The ROI calculation issue is really just the usual standard risk vs reward conversation. For most entrepreneurs, the perceived rewards of building a business outweigh the concerns around failure, lawsuits, regulations, taxes, etc. I am not sure if they have actually thought about and tried to quantify the challenges, or are simply ignoring them. Either way, it’s generally a good thing. Because we need folks willing to risk failure in order to build new and disruptive products and services.
On the other hand, we also see a great many startup companies fail. I suspect for many reasons, not just unmeasured risks. Yet one thing we can do to help ourselves is to make sure we are making conscious and informed decisions about known risks for our businesses. But what about the unknowns?

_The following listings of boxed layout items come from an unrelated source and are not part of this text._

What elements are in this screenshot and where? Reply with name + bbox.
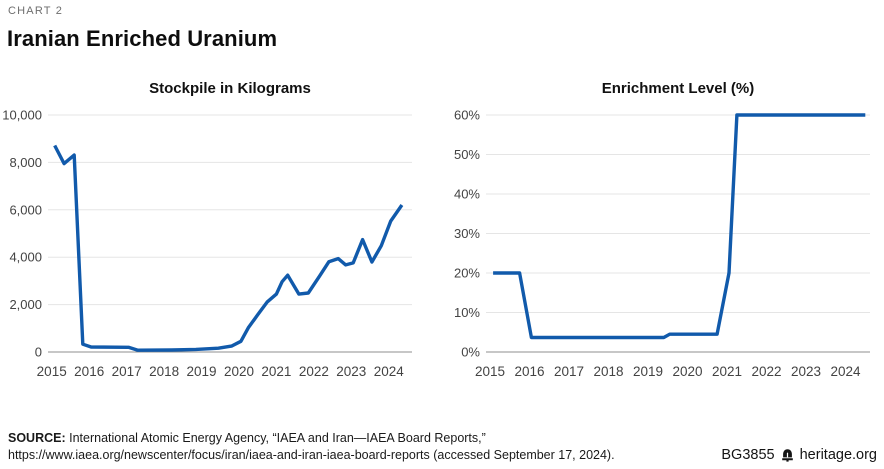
x-tick-label: 2019 [633, 364, 663, 379]
brand-label: heritage.org [799, 447, 877, 463]
source-label: SOURCE: [8, 431, 66, 445]
x-tick-label: 2020 [224, 364, 254, 379]
x-tick-label: 2021 [712, 364, 742, 379]
x-tick-label: 2017 [112, 364, 142, 379]
chart-title: Enrichment Level (%) [602, 80, 755, 97]
data-line-enrichment-level-percent [493, 113, 866, 340]
x-tick-label: 2016 [74, 364, 104, 379]
liberty-bell-icon [780, 448, 795, 463]
y-tick-label: 8,000 [9, 155, 42, 170]
y-tick-label: 10,000 [2, 108, 42, 123]
y-tick-label: 0% [461, 345, 480, 360]
x-tick-label: 2017 [554, 364, 584, 379]
y-tick-label: 6,000 [9, 202, 42, 217]
y-tick-label: 50% [454, 147, 480, 162]
data-line-enriched-uranium-stockpile-kg [53, 144, 404, 352]
x-tick-label: 2022 [299, 364, 329, 379]
x-tick-label: 2022 [751, 364, 781, 379]
y-tick-label: 4,000 [9, 250, 42, 265]
x-tick-label: 2023 [791, 364, 821, 379]
enrichment-chart: Enrichment Level (%) 0% 10% 20% 30% 40% 50% 60… [454, 80, 870, 379]
y-tick-label: 60% [454, 108, 480, 123]
x-tick-label: 2021 [261, 364, 291, 379]
y-tick-label: 0 [35, 345, 42, 360]
x-tick-label: 2018 [149, 364, 179, 379]
source-line-2: https://www.iaea.org/newscenter/focus/ir… [8, 448, 615, 462]
x-tick-label: 2023 [336, 364, 366, 379]
y-tick-label: 40% [454, 187, 480, 202]
report-id-label: BG3855 [721, 447, 775, 463]
x-tick-label: 2024 [374, 364, 405, 379]
y-tick-label: 20% [454, 266, 480, 281]
source-text: International Atomic Energy Agency, “IAE… [65, 431, 486, 445]
x-tick-label: 2024 [830, 364, 861, 379]
x-tick-label: 2020 [672, 364, 702, 379]
source-line-1: SOURCE: International Atomic Energy Agen… [8, 430, 615, 447]
stockpile-chart: Stockpile in Kilograms 0 2,000 4,000 6,000 8… [2, 80, 412, 379]
chart-title: Stockpile in Kilograms [149, 80, 311, 97]
brand-block: BG3855 heritage.org [721, 447, 877, 463]
y-tick-label: 10% [454, 305, 480, 320]
y-tick-label: 30% [454, 226, 480, 241]
x-tick-label: 2019 [186, 364, 216, 379]
x-tick-label: 2015 [37, 364, 67, 379]
source-note: SOURCE: International Atomic Energy Agen… [8, 430, 615, 464]
page-title: Iranian Enriched Uranium [7, 26, 278, 51]
charts-row: Stockpile in Kilograms 0 2,000 4,000 6,000 8… [0, 70, 884, 382]
x-tick-label: 2018 [593, 364, 623, 379]
x-tick-label: 2016 [514, 364, 544, 379]
x-tick-label: 2015 [475, 364, 505, 379]
chart-number-label: CHART 2 [8, 5, 64, 17]
y-tick-label: 2,000 [9, 297, 42, 312]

In this respect, the two main categories to consider are the known-unknowns and the unknown-unknowns! 🙂 Certainly, if we know what we don’t know, we can do the necessary research in order to understand and perhaps mitigate the perceived risks. Where going concerns get in trouble is with the totally unexpected risk. As mentioned in the Taleb quotation above, as long as we take risks we can measure, we’re likely to be okay. The risks we are already taking that are unknown to us become problematic when they become visible—after the fact, usually.
I’m not sure I agree with Taleb completely, though. When new information comes to light, we may become aware of risks we are taking that we had not previously been able to consider. I see nothing wrong with doing our best to measure the risk we are taking in order to figure out how to mitigate or eliminate it.
So I come back to where I started. Business is a risk. We should work to uncover all the potential risks we are undertaking with our businesses. We often can, and we should mitigate the biggest risks. We should keep track of the smaller risks to make sure circumstances don’t change in a way that causes them to grow. And we want always to be watching to uncover new risks that arise either from new information or a changing environment.
Thank goodness that many of our leaders are entrepreneurs that have no difficulty taking considerable risks in order to build an outstanding company. Risks are not inherently bad. Needless risks might be. What are the risks in your business? Do you work to mitigate them? Do you have a process to discover previously undiscovered risks?